Uniform Garnet Nanoparticle Dispersion in Composite Polymer Electrolytes

  • College of Physics, Qingdao University, Qingdao 266071, Shandong Province, China

  • Corresponding author: Ning Zhao,  Xiangxin Guo, 
  • Received Date: 8 May 2023
    Revised Date: 6 June 2023
    Accepted Date: 6 June 2023

    Fund Project: The project was supported by the Key R&D Program of Shandong Province (2021CXGC010401) and the National Natural Science Foundation of China (U1932205, 52002197).

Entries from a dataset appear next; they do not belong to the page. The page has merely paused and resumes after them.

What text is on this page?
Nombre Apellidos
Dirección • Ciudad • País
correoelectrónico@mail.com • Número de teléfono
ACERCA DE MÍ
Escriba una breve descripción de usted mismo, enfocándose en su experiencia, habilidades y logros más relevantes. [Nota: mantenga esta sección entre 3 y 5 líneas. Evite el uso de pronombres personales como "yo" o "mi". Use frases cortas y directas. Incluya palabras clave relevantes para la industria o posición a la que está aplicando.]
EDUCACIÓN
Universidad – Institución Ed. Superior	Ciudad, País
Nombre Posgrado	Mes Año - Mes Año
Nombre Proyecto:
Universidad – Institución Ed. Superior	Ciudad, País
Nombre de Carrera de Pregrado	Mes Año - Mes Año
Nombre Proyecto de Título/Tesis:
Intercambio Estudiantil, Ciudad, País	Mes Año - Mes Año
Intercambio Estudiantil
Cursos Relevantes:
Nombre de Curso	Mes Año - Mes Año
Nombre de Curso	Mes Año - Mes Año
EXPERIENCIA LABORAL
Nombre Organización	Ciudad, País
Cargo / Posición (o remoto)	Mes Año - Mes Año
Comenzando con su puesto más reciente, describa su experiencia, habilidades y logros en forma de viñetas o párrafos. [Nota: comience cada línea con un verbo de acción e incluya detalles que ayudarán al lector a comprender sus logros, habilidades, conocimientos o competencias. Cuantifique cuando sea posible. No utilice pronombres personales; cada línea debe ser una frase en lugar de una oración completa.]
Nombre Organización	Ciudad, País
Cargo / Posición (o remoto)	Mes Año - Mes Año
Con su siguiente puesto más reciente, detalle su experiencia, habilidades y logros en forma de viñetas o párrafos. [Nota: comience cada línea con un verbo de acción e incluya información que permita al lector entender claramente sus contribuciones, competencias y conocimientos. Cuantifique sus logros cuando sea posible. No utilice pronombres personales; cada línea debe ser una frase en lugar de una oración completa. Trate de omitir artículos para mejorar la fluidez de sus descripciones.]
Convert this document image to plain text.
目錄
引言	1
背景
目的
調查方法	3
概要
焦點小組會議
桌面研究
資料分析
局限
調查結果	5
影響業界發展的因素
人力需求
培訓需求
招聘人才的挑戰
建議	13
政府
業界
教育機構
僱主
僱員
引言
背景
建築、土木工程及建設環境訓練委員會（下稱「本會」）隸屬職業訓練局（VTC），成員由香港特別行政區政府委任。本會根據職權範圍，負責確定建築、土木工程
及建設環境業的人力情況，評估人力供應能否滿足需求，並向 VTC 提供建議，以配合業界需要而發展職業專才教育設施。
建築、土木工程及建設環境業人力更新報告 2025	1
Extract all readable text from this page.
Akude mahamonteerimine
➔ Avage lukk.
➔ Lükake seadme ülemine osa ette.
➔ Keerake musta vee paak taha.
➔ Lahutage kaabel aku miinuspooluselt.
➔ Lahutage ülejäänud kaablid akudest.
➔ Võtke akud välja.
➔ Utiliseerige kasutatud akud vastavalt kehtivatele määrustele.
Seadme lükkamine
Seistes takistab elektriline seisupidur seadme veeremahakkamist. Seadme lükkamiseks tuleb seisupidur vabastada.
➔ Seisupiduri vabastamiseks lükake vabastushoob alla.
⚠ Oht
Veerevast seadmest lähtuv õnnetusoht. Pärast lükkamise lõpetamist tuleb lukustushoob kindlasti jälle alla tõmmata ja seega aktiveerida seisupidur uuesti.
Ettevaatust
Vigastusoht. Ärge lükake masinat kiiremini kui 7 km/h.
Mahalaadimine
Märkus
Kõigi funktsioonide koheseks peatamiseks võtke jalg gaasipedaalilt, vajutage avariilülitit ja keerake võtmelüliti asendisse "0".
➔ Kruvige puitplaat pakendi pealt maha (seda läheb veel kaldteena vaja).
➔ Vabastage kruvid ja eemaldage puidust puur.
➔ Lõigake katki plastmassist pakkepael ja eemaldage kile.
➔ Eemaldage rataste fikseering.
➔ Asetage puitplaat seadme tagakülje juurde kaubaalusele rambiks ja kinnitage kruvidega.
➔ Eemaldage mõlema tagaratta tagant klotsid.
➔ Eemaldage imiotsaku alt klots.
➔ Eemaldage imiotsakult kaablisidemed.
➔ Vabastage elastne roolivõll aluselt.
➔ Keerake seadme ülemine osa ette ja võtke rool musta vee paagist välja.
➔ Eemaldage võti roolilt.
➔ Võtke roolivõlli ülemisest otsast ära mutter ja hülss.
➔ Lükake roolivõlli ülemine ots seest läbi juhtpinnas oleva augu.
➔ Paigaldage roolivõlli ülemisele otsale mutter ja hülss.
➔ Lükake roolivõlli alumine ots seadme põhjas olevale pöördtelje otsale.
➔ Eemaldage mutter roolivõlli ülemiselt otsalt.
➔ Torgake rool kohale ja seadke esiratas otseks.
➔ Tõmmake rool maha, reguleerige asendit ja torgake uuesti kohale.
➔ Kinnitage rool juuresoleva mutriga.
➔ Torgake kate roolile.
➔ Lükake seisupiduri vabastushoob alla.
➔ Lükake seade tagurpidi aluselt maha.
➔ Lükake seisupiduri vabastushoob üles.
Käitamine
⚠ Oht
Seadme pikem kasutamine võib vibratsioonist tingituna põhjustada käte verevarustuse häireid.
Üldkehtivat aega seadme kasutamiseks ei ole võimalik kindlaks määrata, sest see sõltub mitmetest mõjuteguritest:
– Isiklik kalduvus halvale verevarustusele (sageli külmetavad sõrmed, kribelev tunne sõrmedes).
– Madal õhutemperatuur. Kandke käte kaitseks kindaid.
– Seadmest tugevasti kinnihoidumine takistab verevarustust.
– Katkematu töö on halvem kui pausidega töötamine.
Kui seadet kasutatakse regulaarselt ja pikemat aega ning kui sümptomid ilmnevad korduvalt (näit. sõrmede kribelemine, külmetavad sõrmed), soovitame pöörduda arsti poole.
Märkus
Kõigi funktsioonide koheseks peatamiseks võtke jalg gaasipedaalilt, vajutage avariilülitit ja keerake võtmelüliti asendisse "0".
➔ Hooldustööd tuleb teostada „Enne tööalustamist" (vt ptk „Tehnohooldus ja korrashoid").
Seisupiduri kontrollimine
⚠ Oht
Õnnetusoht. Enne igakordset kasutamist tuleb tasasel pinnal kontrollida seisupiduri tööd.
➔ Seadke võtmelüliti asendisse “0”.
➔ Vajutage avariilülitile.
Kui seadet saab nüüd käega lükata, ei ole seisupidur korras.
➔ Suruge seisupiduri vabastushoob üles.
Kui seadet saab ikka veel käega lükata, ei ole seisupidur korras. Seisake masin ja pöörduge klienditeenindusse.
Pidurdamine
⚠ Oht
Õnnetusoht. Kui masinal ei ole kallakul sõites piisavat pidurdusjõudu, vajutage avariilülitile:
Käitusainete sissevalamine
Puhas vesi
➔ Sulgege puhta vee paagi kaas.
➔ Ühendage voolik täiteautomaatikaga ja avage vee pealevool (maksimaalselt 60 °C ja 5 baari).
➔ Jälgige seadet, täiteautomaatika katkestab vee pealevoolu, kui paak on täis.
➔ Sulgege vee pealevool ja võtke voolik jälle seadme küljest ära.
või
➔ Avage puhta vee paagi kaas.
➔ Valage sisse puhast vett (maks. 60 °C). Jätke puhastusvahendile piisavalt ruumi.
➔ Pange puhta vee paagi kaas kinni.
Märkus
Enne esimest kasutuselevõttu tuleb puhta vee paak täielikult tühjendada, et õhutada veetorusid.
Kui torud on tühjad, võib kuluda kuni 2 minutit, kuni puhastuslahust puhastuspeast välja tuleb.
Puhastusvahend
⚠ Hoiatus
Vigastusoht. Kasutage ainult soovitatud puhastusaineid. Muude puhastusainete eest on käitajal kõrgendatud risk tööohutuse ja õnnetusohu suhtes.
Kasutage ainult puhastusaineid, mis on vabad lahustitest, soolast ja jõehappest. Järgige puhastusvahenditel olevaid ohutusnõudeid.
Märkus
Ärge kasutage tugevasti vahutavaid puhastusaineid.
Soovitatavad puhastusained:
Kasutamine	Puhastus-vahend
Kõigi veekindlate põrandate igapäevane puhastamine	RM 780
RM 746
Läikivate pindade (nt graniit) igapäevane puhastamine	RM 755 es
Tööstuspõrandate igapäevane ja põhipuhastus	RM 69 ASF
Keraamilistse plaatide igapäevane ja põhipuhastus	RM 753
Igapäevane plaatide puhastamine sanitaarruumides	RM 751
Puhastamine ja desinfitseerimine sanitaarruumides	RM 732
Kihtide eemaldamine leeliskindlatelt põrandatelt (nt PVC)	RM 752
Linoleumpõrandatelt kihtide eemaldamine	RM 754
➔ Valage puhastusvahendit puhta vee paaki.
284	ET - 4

  • Solid-state lithium batteries (SSLBs) have the potential to further boost the energy density of Li-ion batteries and improve their safety by facilitating the use of Li-metal anodes and limiting flammability, respectively. Solid electrolytes, as key SSLB materials, significantly impact battery performance, among which composite polymer/garnet electrolytes are promising materials for manufacturing SSLBs on a large scale, owing to polymer electrolyte processing ease in combination with the thermal stabilities and high ionic conductivities of garnet electrolytes, both of which are beneficial. Uniformly dispersing garnet particles in the polymer matrix is important for ensuring a highly ionically conductive composite polymer electrolyte. However, high nanoparticle surface energies and incompatible organic–inorganic interfaces lead to garnet particle agglomeration in the polymer matrix and a poorly ionically conductive composite electrolyte. With the aim of promoting Li6.4La3Zr1.4Ta0.6O12 (LLZTO) particle dispersion in both solvents and polymer matrices, in this study, we introduced the 3-glycidyloxypropyl trimethoxy silane (GPTMS) coupling agent onto the LLZTO surface. A 5-nm-thick GPTMS shell was constructed on each LLZTO nanoparticle by covalently bonding GPTMS molecules on the surface of the nanoparticle. The lipophilic epoxy group in GPTMS enables the uniform dispersion of GPTMS-modified LLZTO nanoparticles (LLZTO@GPTMS) in organic solvents, such as acetonitrile, N-methylpyrrolidone, and N,N-dimethylformamide. Particle-size-distribution experiments reveal that LLZTO-nanoparticle dispersity is positively correlated with solvent polarity. Well-dispersed LLZTO suspensions led to superior polyethylene-oxide-based (PEO-based) composite polymer electrolyte ionic conductivities of 2.31 × 10-4 S·cm-1 at 30 °C. Both symmetric lithium batteries and SSLBs that use LiFePO4 (LFP) cathodes, lithium-metal anodes, and the optimal PEO: LLZTO@GPTMS electrolyte exhibited prolonged cycling lives. Moreover, the polyethylene separator was homogeneously coated with LLZTO nanoparticles following GPTMS modification. LFP|Li batteries with LLZTO@GPTMS-coated PE separators exhibited better cycling stabilities than those of batteries with unmodified LLZTO/PE. This study demonstrated that GPTMS effectively improves LLZTO-nanoparticle dispersibility in both organic solvents and polymer matrices, which is also instructive for other organic–inorganic composite systems.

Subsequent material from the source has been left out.